Monday, July 24, 2006

So many questions and answers that somehow seem wrong...

(Anyone get the reference?)

A little more from the conference: When Mr. WG met with the docs privately, he asked our favorite question: What will D. be like when he grows up? Now, for some reason, every doc we ask is realllllly reluctant to give a straight answer. Why do you think that is?

Anyway. So, the doc said, "Look. 60% of these kids don't live independently as adults. Another 25% live somewhat independently -- maybe in a group home or on their own with some kind of help. A very small percentage truly live independently."

What cheerful thoughts! Goody!

Right.
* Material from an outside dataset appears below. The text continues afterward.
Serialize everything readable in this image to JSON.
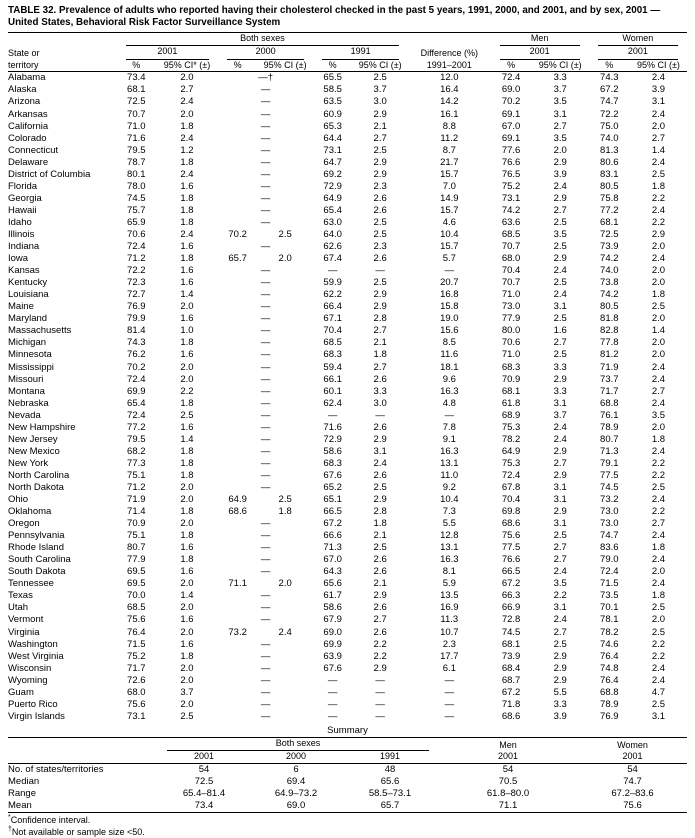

OK, but the doc, just like the last fairy in Sleeping Beauty, tempered the harsh decree, adding, "But remember, our numbers are skewed, because we only see the kids with problems. We know Sotos is underdiagnosed. So we know there are a lot of people who have it but who don't show symptoms and who live normally."
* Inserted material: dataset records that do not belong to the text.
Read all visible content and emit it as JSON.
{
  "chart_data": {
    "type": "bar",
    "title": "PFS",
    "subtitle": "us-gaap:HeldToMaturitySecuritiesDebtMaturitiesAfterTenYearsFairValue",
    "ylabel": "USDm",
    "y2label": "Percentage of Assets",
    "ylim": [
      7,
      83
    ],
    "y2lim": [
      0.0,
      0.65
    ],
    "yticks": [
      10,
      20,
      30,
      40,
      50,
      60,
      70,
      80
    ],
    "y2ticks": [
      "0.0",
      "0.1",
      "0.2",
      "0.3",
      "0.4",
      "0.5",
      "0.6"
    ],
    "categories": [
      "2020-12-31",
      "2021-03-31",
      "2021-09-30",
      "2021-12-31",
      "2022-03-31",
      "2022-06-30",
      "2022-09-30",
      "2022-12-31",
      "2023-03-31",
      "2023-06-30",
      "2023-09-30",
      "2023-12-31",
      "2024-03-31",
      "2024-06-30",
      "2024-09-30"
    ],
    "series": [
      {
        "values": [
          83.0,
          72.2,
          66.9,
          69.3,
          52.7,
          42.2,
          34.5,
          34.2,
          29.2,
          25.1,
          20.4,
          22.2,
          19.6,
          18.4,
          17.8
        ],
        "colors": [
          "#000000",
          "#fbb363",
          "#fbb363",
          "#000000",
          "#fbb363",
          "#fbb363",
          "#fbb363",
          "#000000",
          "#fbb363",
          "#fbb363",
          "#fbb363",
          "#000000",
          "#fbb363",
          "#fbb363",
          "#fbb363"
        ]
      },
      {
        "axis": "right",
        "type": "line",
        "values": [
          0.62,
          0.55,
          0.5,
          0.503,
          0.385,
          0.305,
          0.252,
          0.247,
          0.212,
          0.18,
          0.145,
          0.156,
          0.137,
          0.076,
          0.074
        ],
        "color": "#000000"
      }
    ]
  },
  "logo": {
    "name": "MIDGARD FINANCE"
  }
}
Have I mentioned that I don't really enjoy riding roller coasters?

2 comments:

Anonymous said...

Ugh. Those sound a lot like the stats for Julia's stuff and they always manage to depress the hell out of me so I have an inkling of what you're feeling. Yeah yeah our kids aren't statistics blah blahcakes. It's hard not to focus on them...

Dee said...

Can't say I blame you. The uncertainty of it, the unknowns, so much.

I know it's of little consolation, but I think you're doing a kick ass parenting job; you and the mister, make that--but more so you--especially since that's typically the distribution of parenting, as evidenced by your most recent post :-) and the same situation in my house as well.

Hmmm...maybe Zoloft could help me. 'Cause lord knows, I spend an awful lot of time crying lately, even though I'm sure much of it is my all-over-the-place hormones. But still, thinking 'the worst' thoughts of losing your child, etc., yeah, I've been there more and more in recent weeks. The world, she is most definitely a scary scary place, and getting worse by the day.